As for the sound synchronisation issues - I've heard from other emulator authors that the best thing you can do is tie everything to the sound card's clock, as is commonly done for media playback; otherwise you'll always get some "drift" between clocks causing the sound to break up. Thus, a sound card running at 44200Hz (say) will make the video speed up by the same 0.22% which sounds better than having your audio ring buffer overtake itself every 441 seconds.

Quote:
 Original post by MaximZhao The PAL SMS runs at 3546893Hz, give or take; NTSC is 3579545, but most people round it off a bit (MAME tends to use 3579540, I think) since that level of accuracy a few orders of magnitude less than the crystal's tolerance anyway. Both run at exactly 228 cycles per scanline, which works out as a screen refresh rate of 59.92Hz for NTSC and 49.7Hz for PAL - a tad less than spec but close enough. The differences are due to the need to have the master clock running at a multiple of the TV standard's colour subcarrier frequency, by the way.
That makes life easier. At the time of writing, the only full-system documentation was the scanned official Game Gear manual, so only had one clock speed to go by.

Quote:
 Polling the VCounter will return you the same value multiple times at ~3.5MHz clock speeds too - the polling loop would be about 20 cycles long and as already mentioned, the scanline only increments every 228 cycles.
It was more a case of polling to wait for a vblank (as opposed to using an interrupt), finding it hit the desired line, then running some code to update the display in some way and looping back to wait for the vblank line again - but as the CPU is running so fast that even after updating the VDP in some manner, it's still on the same scanline.

Quote:
 As for the sound synchronisation issues - I've heard from other emulator authors that the best thing you can do is tie everything to the sound card's clock, as is commonly done for media playback; otherwise you'll always get some "drift" between clocks causing the sound to break up.
Alternatively, queue all PSG writes with the number of clock cycles at that point. When the filling the sound card's buffer, you'd know the current time on the CPU and the time it was when you last filled it, so you could stretch the PSG write times to fit within this range.

Welcome to GDNet! [smile]

Thanks :)

http://www.smspower.org/dev/docs/officials/

There's your SMS docs, for what they're worth. A goldmine of info on the sketchily-emulated peripherals, some info on the dev hardware's ports that has no bearing on emulating anything, and not much else - for example, the closest it'll get you to the clock speed is "3.58MHz", with no mention of PAL/NTSC.

Quote:
 Original post by MaximZhao There's your SMS docs, for what they're worth. A goldmine of info on the sketchily-emulated peripherals, some info on the dev hardware's ports that has no bearing on emulating anything, and not much else - for example, the closest it'll get you to the clock speed is "3.58MHz", with no mention of PAL/NTSC.
Brill, thanks. I'll look over that. [smile]

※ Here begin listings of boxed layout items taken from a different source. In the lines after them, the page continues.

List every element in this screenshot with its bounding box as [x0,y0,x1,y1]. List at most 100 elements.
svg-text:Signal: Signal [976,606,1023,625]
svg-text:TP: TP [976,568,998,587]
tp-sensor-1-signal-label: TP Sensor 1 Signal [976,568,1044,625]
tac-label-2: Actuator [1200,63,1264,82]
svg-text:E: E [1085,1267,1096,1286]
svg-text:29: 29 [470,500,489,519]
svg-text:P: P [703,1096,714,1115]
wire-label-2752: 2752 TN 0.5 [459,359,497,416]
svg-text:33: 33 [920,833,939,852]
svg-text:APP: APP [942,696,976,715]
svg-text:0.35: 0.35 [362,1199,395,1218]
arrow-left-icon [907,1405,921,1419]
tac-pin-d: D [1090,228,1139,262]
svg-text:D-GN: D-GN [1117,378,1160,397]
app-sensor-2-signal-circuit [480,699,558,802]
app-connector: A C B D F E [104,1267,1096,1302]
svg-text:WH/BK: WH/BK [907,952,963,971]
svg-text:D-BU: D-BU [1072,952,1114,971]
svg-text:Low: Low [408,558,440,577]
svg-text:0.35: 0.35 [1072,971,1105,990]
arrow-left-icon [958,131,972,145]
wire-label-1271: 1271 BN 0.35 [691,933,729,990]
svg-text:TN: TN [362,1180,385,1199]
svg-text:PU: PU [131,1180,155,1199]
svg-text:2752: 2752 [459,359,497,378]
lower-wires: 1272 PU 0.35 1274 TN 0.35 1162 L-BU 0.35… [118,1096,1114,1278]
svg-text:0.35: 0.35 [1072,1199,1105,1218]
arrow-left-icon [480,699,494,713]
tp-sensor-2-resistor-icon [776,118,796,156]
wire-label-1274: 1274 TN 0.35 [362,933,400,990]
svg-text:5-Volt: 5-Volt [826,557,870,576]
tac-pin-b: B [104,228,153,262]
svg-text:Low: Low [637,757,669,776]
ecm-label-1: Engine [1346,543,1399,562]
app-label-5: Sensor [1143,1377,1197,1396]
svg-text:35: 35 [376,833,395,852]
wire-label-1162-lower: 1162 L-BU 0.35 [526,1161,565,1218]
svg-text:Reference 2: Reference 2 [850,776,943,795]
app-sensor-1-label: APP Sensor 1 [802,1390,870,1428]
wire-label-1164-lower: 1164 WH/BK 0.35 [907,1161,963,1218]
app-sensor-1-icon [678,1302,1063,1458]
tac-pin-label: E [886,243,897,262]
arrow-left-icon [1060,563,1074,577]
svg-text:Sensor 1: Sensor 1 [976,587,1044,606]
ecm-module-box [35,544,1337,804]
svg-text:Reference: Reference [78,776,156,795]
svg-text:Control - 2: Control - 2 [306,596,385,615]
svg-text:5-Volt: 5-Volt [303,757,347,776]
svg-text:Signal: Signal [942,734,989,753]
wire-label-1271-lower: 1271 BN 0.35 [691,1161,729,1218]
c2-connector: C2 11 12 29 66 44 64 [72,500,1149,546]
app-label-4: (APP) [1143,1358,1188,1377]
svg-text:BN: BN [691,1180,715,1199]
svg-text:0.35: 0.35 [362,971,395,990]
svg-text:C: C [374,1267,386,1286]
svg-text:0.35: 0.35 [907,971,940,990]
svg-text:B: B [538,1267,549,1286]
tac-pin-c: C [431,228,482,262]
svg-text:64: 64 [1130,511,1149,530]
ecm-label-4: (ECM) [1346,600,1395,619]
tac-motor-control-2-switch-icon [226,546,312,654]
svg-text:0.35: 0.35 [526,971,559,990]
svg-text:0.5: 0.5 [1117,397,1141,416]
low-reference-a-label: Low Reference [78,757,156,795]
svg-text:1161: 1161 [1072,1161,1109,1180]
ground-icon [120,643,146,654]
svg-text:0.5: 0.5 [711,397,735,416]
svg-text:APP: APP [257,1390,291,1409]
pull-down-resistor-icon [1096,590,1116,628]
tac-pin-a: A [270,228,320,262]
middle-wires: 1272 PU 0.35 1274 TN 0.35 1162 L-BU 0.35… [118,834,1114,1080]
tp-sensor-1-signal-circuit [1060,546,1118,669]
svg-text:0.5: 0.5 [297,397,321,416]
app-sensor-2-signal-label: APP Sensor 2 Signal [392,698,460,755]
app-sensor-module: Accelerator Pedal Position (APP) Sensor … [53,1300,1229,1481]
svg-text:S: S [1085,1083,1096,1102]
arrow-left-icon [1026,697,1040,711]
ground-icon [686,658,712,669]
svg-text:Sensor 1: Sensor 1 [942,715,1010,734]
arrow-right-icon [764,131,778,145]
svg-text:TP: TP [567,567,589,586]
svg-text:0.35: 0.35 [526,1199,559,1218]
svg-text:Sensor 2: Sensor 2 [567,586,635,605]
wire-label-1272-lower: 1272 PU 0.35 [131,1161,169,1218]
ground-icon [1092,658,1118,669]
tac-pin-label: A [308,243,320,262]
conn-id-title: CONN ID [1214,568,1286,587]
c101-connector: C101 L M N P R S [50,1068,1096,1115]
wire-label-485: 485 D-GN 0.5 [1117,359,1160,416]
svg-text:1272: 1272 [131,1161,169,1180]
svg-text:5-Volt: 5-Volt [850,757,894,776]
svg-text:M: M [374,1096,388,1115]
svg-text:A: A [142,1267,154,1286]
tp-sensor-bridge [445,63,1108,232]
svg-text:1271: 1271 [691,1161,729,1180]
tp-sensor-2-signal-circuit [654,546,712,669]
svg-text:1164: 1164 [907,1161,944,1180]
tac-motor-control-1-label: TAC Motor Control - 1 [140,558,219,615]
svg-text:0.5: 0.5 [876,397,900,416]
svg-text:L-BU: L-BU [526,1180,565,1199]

If you see this, I was curious - have you tried your Chip-8 interpreter on SMS hardware? There's a rendering glitch that appears in the title screen (screenshot in the entry above this one) that also appears in Emukon. I only have a Game Gear to hand for testing, and that also displays the problem. Everything else works perfectly.

It could be a CPU or VDP bug on my part, as I fail ZEXALL for aluop/register (strangely enough, I pass aluop/nn and aluop/(ix+1), so I have no idea what's going on there).

I can't thank you enough for the demos you have written, as they've so far provided the most useful test material.

It's been a while since I ran it on hardware, I'll have to give it a try. Looking through the source, it's running off my WTF-laden "graphics.inc" so it's not that surprising...

...although all it's really doing is setting the VRAM write address to somewhere further on when if finds a LF, so it's odd that it misses this one. It seems to work OK in Kega and Dega, the two emulators I have to hand here.

Well, it works on a real system :)

I have no idea why it'd fail to word-wrap 1 line out of a thousand - the whole screen's made using them and so's the text you get when you press D.